On ne cherchera pas chez Solveig Kringelborn - qui remplaçait Katarina Dalayman – une voix séduisante et homogène : le timbre paraît plutôt ingrat, les registres mal soudés. Mais elle met tous ses défauts au service d’une impressionnante composition, si bien qu’ils deviennent qualités. Katerina est là, frustrée, blessée, haineuse, amère et moqueuse, puis comblée, apeurée, trahie. La chanteuse norvégienne joue le rôle autant qu’elle le chante – la seule à ne pas avoir de partition devant elle.
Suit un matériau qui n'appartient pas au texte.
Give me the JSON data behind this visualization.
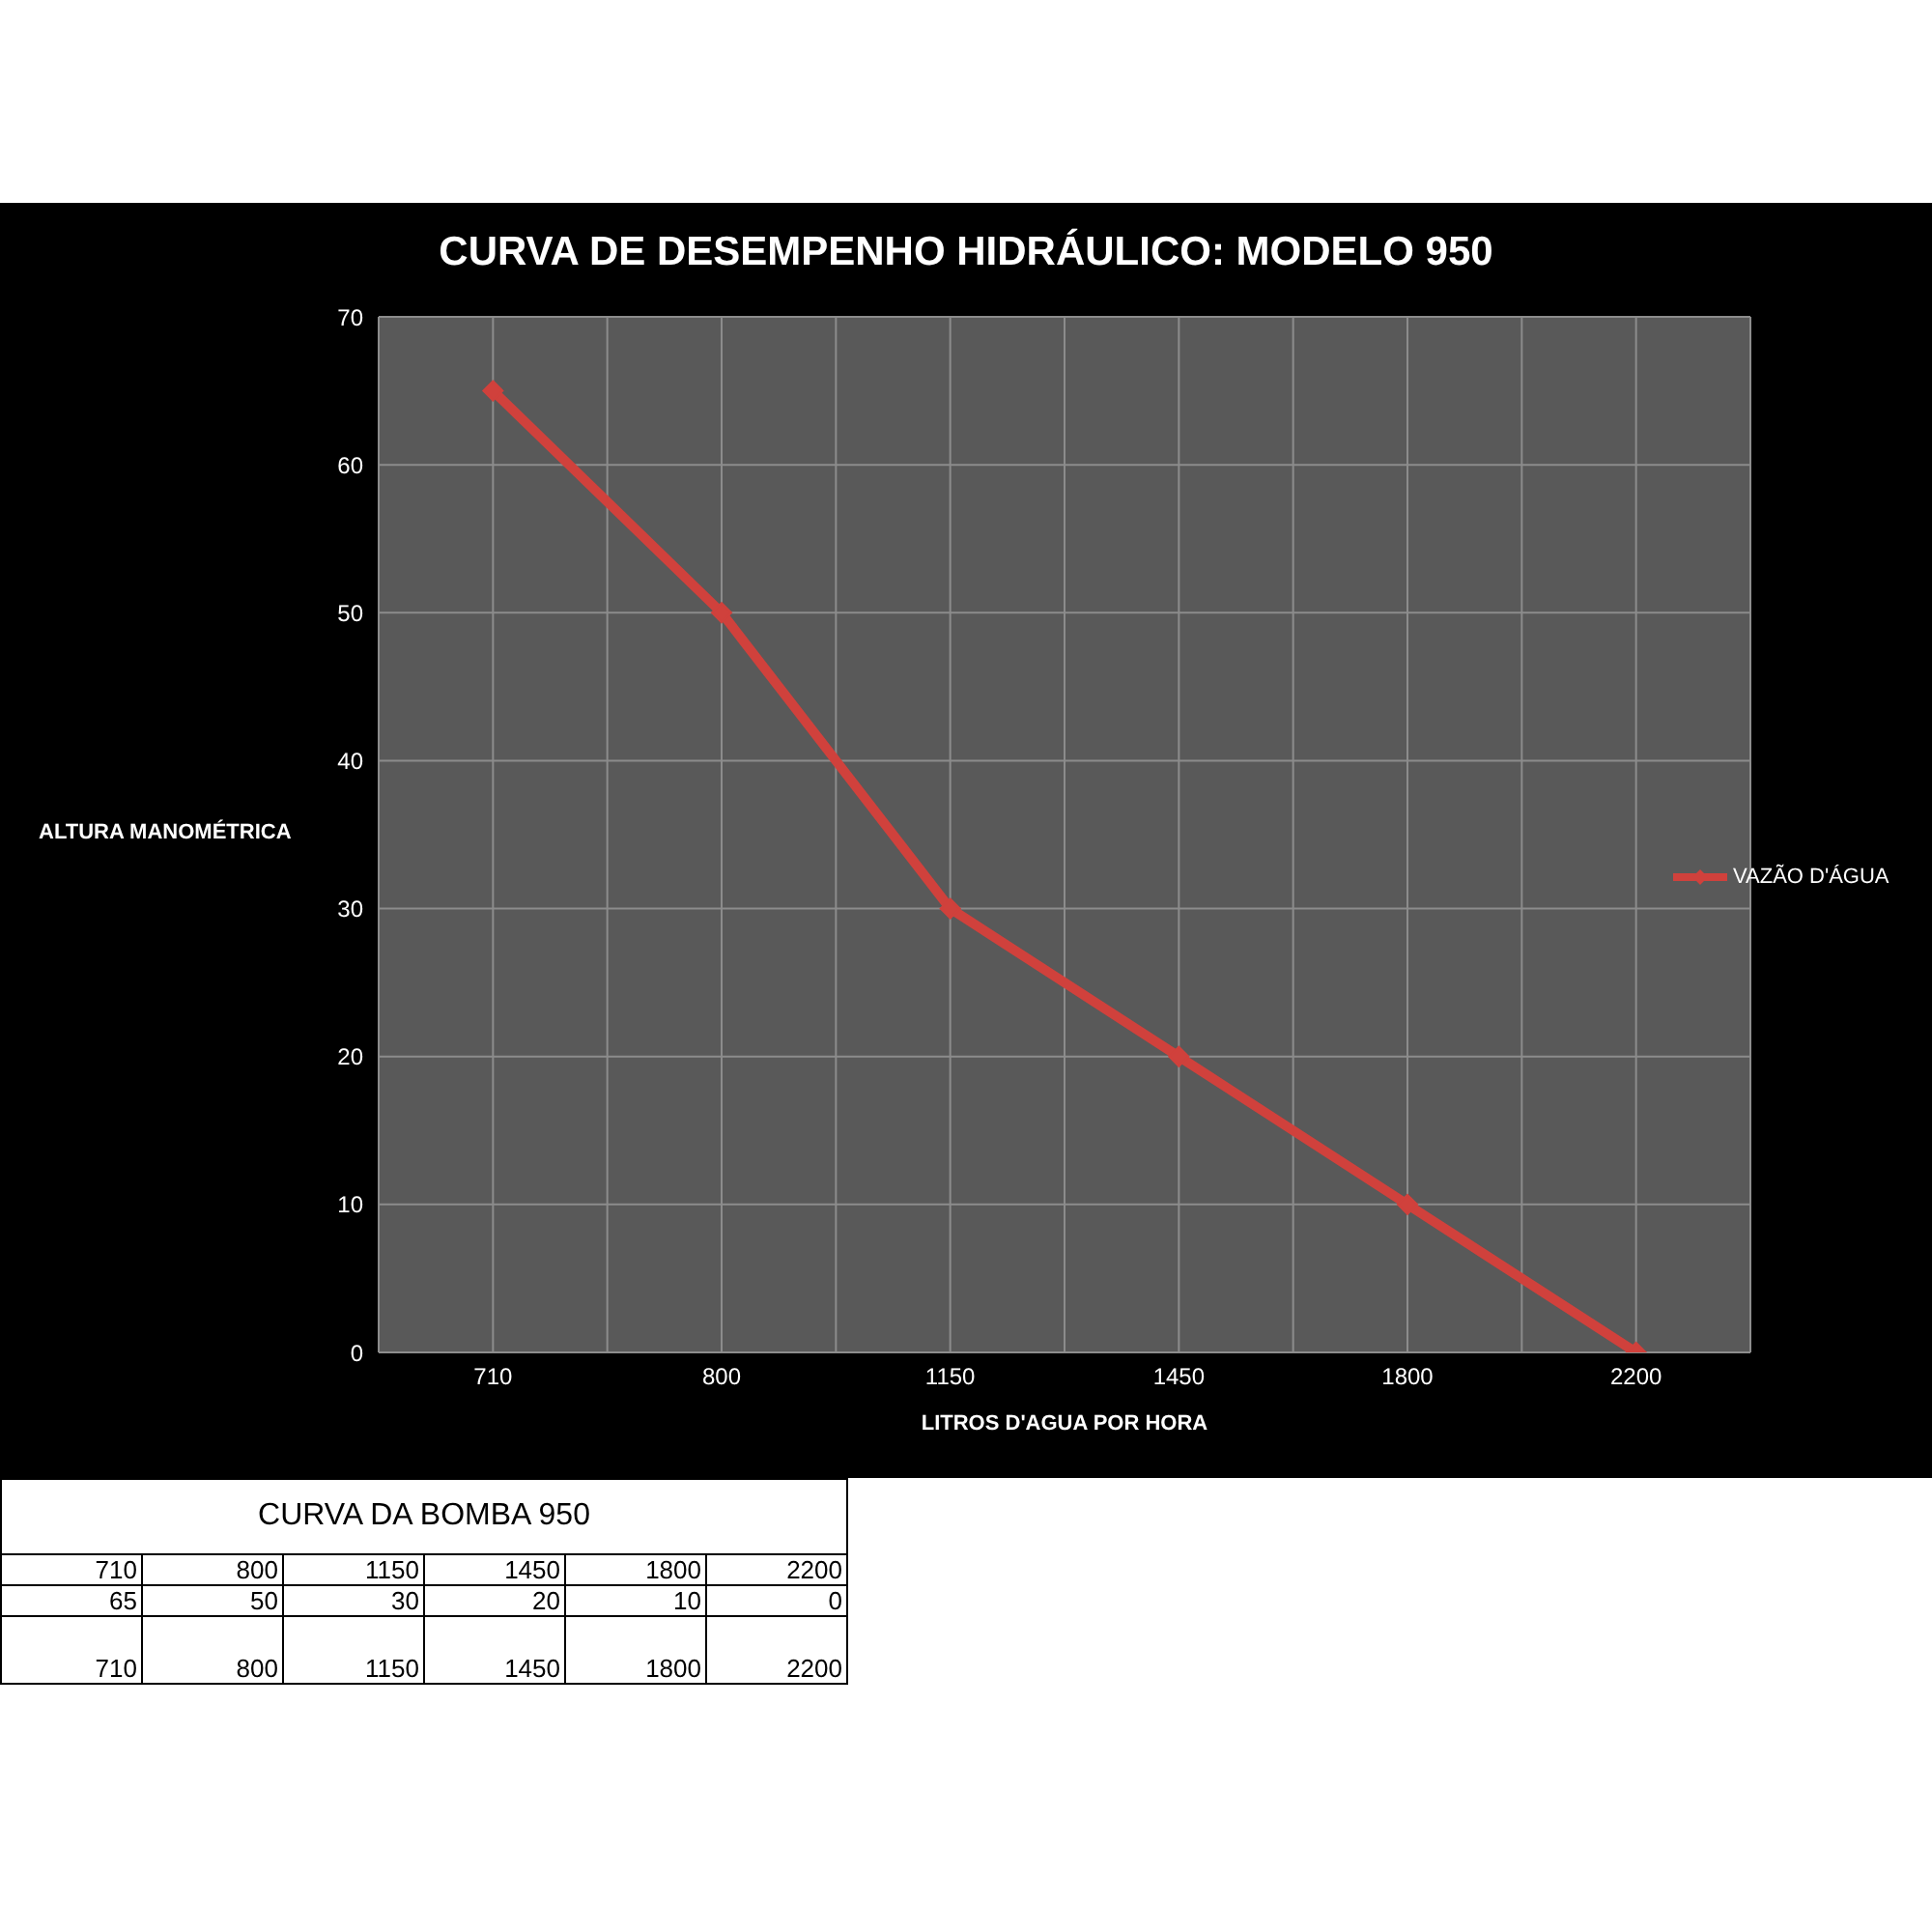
{
  "chart_data": {
    "type": "line",
    "title": "CURVA DE DESEMPENHO HIDRÁULICO: MODELO 950",
    "xlabel": "LITROS D'AGUA POR HORA",
    "ylabel": "ALTURA MANOMÉTRICA",
    "categories": [
      "710",
      "800",
      "1150",
      "1450",
      "1800",
      "2200"
    ],
    "series": [
      {
        "name": "VAZÃO D'ÁGUA",
        "color": "#d0413c",
        "values": [
          65,
          50,
          30,
          20,
          10,
          0
        ]
      }
    ],
    "ylim": [
      0,
      70
    ],
    "yticks": [
      0,
      10,
      20,
      30,
      40,
      50,
      60,
      70
    ],
    "grid": true,
    "legend": "right",
    "marker": "diamond",
    "annotations": [
      "CURVA DA BOMBA 950",
      "65",
      "50",
      "30",
      "20",
      "10",
      "0"
    ]
  }
}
Elle est fort bien entourée, surtout par le beau-père d’Alexeï Tanovitski, brutal et lubrique à souhait, aussi terrible qu’un Hagen, d’une assurance vocale étonnante. A côté, le mari d’Evgeny Akimov et l’amant de Vladimir Grishko semblent un peu uniformes, un peu interchangeables aussi. Tout cynique et vulgaire qu’il soit, Sergueï doit aussi cacher son jeu et se faire enjôleur. Bravo en revanche au Paysan miteux, aigri et jaloux, de Vasily Gorushkov, vrai soûlard d’opéra russe, supérieur au Chef de police inquiétant mais engorgé de Nikolaï Kamensky, auquel on préfère le Pope émoustillé et le Vieux Bagnard résigné du jeune et prometteur Ilya Bannik, finaliste en 2002 du concours Opéralia. Remarquablement préparés par Matthias Brauer, les chœurs contribuent eux aussi à la réussite de la soirée, une des plus fortes de la saison.
Certains ont déploré que l’opéra ait été donné en version de concert. Quand il n’y a pas un temps mort dans la partition, quand l’orchestre est aussi présent et les chanteurs à ce point investis, on se passe fort bien de mise en scène.